Flash model speed makes AI feel invisible. The narration generates fast enough that users don't feel like they're "waiting for AI." They click, and the story appears. That speed is the difference between a tool people use once and a tool people explore.

AI Studio as a prototyping environment is unmatched for getting to a deployed app quickly. I went from concept to deployed Cloud Run app in a single focused session. The integration between the IDE, the model playground, and the deployment pipeline is seamless.

Image editing quality is creative, not just mechanical. The Re-imagine feature doesn't just apply filters. It generates genuinely new interpretations of scenes. Users asked to "add color to this black-and-white photo" don't get colorization — they get a reimagined scene that feels alive.

The Bad

Model name changes in production are a real problem. gemini-2.5-flash-image-preview becoming gemini-2.5-flash-image broke my app with no warning, no deprecation period, and no migration guide. For hackathon projects, this is a shrug. For anything meant to stay running, it's a trust issue. I'd love to see semantic versioning or at least alias support for model endpoints — let the old name forward to the new one for 90 days.

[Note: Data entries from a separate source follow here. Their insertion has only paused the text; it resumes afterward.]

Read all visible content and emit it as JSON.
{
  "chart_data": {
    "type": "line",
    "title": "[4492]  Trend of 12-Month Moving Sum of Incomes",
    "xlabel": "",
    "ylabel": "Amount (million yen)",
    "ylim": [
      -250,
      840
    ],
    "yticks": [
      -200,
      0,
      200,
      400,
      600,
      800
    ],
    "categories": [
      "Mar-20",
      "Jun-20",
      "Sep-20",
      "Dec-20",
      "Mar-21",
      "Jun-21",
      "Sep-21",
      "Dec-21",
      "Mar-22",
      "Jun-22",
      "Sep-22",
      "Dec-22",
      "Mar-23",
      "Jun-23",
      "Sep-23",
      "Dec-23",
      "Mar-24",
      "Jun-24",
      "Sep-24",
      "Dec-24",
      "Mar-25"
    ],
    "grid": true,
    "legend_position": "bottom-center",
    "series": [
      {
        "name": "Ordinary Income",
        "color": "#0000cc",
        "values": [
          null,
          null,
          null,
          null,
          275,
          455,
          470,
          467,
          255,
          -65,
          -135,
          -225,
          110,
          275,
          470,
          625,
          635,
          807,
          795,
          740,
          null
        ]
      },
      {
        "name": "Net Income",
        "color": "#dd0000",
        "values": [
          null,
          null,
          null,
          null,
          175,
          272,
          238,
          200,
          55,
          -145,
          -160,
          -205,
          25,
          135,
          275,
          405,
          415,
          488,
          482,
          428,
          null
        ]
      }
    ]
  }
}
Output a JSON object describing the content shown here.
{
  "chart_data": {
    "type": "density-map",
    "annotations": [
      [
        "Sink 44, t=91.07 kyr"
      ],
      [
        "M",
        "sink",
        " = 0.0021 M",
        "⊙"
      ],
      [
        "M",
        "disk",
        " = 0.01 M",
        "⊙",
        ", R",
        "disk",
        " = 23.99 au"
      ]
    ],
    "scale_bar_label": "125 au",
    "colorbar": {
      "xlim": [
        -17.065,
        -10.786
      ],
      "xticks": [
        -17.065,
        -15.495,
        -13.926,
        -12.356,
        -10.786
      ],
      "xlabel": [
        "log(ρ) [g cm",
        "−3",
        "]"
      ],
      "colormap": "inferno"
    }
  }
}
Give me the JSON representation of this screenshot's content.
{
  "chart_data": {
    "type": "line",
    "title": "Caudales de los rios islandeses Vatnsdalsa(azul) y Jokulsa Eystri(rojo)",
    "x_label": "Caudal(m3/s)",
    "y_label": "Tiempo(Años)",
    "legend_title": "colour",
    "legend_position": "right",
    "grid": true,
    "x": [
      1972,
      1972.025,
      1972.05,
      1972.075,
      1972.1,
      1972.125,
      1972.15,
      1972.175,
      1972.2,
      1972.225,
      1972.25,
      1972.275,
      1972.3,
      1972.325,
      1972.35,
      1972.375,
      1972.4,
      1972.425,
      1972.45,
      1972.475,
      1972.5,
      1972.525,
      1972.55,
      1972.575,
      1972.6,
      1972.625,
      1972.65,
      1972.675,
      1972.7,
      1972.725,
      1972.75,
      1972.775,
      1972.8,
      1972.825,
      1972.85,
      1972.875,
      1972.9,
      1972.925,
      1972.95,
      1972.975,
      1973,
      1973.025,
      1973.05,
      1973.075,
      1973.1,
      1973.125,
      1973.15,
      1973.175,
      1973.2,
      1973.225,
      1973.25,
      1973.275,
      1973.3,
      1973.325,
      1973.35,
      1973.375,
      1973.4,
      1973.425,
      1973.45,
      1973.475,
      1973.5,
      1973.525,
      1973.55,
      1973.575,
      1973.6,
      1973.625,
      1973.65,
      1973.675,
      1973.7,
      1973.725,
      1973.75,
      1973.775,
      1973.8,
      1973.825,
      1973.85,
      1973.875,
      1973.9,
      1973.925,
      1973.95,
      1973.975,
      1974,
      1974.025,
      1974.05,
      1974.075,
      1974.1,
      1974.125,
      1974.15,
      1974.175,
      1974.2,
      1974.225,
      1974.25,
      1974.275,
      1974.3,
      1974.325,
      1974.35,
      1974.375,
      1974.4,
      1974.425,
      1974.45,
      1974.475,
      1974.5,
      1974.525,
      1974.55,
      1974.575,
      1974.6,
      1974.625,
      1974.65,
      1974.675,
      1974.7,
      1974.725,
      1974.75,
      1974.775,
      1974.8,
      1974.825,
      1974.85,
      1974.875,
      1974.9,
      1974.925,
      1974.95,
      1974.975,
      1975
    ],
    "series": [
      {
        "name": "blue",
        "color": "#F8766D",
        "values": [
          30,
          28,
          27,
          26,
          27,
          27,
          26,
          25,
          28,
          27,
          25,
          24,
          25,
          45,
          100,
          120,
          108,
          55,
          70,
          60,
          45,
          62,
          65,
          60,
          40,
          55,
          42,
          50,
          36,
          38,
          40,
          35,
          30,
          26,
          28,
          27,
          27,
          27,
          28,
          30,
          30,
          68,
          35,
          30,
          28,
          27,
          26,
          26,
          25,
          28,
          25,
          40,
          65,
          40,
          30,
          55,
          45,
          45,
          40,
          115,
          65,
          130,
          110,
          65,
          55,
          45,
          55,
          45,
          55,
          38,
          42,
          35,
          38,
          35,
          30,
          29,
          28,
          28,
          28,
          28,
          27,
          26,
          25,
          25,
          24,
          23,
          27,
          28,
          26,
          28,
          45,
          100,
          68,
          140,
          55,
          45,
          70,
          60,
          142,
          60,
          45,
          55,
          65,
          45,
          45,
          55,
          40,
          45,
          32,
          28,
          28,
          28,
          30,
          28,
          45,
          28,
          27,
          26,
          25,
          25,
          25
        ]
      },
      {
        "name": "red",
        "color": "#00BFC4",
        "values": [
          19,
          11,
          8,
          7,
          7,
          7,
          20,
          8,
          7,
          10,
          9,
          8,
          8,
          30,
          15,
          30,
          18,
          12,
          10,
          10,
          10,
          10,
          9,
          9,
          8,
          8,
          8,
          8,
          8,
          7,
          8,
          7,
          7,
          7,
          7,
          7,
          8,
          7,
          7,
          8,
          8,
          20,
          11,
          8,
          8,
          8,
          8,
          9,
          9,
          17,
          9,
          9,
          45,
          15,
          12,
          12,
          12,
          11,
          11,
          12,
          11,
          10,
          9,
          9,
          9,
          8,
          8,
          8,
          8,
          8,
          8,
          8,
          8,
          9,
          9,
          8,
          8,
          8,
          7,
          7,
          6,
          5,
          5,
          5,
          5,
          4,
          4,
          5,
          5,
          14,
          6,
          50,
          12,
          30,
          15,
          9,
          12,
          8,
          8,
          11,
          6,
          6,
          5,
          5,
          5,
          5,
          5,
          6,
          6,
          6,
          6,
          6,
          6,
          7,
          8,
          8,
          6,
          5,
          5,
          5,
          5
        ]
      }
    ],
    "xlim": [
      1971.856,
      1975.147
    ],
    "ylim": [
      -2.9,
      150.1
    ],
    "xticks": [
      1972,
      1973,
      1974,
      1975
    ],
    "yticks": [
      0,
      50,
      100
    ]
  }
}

AI Studio project storage migration caused real confusion. The shift from Google Drive storage to AI Studio-native storage happened without a clear heads-up to builders who had deployed apps. Sharing flows broke. The fix was simple once understood, but discovering it required digging.

The Honest

Running this app for six months has given me a perspective most builders don't get. The short version: Gemini is a strong foundation for building real things. The multimodal capabilities are not a gimmick. The speed is production-ready. The deployment story via Cloud Run is the best I've seen in the AI space.

Looking Forward

Six months with Gemini has made me genuinely excited about where these models are headed. The multimodal understanding is already strong — I'm looking forward to seeing what comes next with longer context windows, better video processing, and the continued improvements to image generation. If the tooling around production stability catches up (version pinning, deprecation notices, changelogs), Gemini becomes a no-brainer foundation for any AI-powered project. I'll be building with it again.

Every photo has a story. Most of them die with the people who were there. Tools like this won't bring those people back, but they can make sure the stories don't disappear with the photographs.

Try it: Historical Photo/Video Narrator

Top comments (5)

shaniya alam • Mar 6

That sounds like a really interesting project. Building a Gemini-powered history narrator must have been a great way to experiment with how AI can turn historical information into engaging storytelling. After six months, I’m curious about what insights you gained regarding accuracy, context handling, and narrative consistency. Projects like this show how AI can make learning history more interactive and accessible. It would be great to hear what challenges you faced during development and whether user feedback changed the way you improved the narrator over time.